地域において担っている役割
埼玉県の都道府県がん診療連携拠点病院に指定されている、がん診療専門の医療機関であり、地域の医療機関と連携して本県のがん医療水準の向上に努めている。平成25年度に病床数503床となり、多くのがん患者を受け入れる設備が整っている。また、がん医療技術の発展に伴い、がんゲノム医療などの先進的ながん医療にも積極的に取り組んでおり、令和元年度には受診から治療までの全過程を院内で一貫して受けることができる「がんゲノム医療拠点病院」に指定された。
経営の健全性・効率性について
①経常収支比率と②医業収支比率は、新型コロナウイルス感染症の影響で医業収益が減少したこと等により低下した。③累積欠損金比率は新病院建設後の平成25年度から30年度まで増加し、令和元年度は収支の改善により一時的に減少したが、令和2年度は患者数の減少等に伴い再び増加に転じた。④病床利用率は、新型コロナウイルス感染症の影響により患者数が減少したこと等により低下した。

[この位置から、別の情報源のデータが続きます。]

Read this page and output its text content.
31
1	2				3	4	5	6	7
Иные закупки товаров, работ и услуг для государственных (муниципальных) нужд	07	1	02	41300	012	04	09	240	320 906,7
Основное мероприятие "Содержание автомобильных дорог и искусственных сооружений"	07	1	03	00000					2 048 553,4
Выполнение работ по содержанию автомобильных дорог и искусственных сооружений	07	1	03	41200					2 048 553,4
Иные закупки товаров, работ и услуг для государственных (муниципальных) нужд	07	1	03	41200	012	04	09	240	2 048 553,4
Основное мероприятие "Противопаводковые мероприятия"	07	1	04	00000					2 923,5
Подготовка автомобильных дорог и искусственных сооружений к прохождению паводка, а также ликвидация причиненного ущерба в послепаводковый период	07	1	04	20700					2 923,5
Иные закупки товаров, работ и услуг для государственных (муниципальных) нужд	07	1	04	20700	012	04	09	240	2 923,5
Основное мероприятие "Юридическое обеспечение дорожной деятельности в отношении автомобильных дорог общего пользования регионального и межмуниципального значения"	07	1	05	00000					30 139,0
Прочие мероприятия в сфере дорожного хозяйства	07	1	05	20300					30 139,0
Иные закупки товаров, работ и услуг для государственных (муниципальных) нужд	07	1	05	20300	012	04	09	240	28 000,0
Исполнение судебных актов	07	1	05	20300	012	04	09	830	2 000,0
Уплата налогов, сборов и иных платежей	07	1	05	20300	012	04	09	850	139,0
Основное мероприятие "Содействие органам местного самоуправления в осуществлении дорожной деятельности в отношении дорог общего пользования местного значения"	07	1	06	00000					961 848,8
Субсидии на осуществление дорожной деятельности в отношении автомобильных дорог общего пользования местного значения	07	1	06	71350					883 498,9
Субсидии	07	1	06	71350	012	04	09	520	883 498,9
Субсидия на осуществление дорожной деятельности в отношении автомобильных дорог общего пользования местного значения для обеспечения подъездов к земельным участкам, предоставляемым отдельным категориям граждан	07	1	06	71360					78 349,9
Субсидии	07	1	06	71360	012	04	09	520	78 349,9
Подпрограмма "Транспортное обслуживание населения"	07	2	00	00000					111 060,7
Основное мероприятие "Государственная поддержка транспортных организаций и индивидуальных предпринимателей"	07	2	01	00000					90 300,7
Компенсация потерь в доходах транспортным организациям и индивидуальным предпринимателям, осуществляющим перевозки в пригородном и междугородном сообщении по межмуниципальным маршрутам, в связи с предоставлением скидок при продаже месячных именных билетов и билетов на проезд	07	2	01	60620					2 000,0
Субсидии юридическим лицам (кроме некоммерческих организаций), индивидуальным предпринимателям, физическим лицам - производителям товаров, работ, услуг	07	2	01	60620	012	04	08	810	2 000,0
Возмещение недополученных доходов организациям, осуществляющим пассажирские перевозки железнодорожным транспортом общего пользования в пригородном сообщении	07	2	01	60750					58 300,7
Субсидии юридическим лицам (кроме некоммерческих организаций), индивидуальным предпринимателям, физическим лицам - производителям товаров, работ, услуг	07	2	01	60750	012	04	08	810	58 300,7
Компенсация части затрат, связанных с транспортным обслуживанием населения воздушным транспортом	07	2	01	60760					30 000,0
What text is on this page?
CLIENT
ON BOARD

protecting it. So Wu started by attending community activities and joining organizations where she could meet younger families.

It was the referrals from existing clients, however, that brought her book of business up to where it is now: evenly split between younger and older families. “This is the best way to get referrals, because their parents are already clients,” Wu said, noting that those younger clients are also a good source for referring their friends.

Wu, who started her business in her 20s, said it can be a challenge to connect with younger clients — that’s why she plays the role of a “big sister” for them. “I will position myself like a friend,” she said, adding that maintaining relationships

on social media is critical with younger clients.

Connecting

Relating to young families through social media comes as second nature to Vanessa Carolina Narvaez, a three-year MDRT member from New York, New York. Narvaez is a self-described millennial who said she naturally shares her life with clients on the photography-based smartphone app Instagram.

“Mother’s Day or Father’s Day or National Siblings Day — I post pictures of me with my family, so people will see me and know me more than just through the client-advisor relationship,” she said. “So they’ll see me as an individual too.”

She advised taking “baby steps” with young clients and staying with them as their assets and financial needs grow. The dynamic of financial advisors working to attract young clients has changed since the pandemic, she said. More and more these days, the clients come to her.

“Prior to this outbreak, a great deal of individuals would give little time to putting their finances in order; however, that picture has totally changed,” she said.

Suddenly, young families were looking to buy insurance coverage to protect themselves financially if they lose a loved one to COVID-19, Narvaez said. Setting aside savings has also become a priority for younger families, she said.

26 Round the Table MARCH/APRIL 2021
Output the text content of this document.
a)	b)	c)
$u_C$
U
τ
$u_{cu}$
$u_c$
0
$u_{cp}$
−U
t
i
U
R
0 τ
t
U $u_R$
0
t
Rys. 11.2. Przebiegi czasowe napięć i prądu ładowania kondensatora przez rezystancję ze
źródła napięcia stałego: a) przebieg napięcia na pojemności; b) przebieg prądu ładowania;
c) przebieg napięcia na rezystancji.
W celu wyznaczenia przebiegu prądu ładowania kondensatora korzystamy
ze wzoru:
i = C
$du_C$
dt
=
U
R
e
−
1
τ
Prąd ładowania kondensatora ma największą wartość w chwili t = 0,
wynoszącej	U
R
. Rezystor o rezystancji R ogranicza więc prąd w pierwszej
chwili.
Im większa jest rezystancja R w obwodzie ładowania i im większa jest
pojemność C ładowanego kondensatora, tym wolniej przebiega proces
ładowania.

⑤⑥入院・外来患者1人1日当たり収益は上昇している。⑦職員給与費対医業収益比率と⑧材料費対医業収益比率は、医業収益の減少により増加した。
老朽化の状況について
①有形固定資産減価償却率は平成25年度に病院を新築したこともあり、上昇傾向にあるものの、類似病院よりも比率は低くなっている。②器械備品減価償却率は、新病院オープンのため購入した備品の償却が進んだため、類似病院より比率は高くなっている。③1床当たり有形固定資産は平成27年度以降は横ばいとなっている。今後、数年以内に新病院オープン時に購入した医療機器の更新時期がまとめて到来する。医療機器は高度・専門医療の提供に要する備品であるが、更新に備えて十分な医業収益を確保していく必要がある。
全体総括
平成25年度の新病院建設に伴い103床増床したが、周辺の医療機関にがん治療の均てん化が進み、特に消化器外科系で競合が激しくなっている。近年は主に術前患者をサポートする周術期センターの運用を拡大するなど、患者が安心してスムーズに治療できる環境の整備に努めているほか、がんゲノム等先進的な医療に取り組むなどしている。また、化学療法が入院から外来にシフトしているため、通院治療センターのさらなる充実を図っている。今後は地域医療機関と患者の紹介・逆紹介に努めるなど連携を強化し、充実した医療の提供を拡充していく。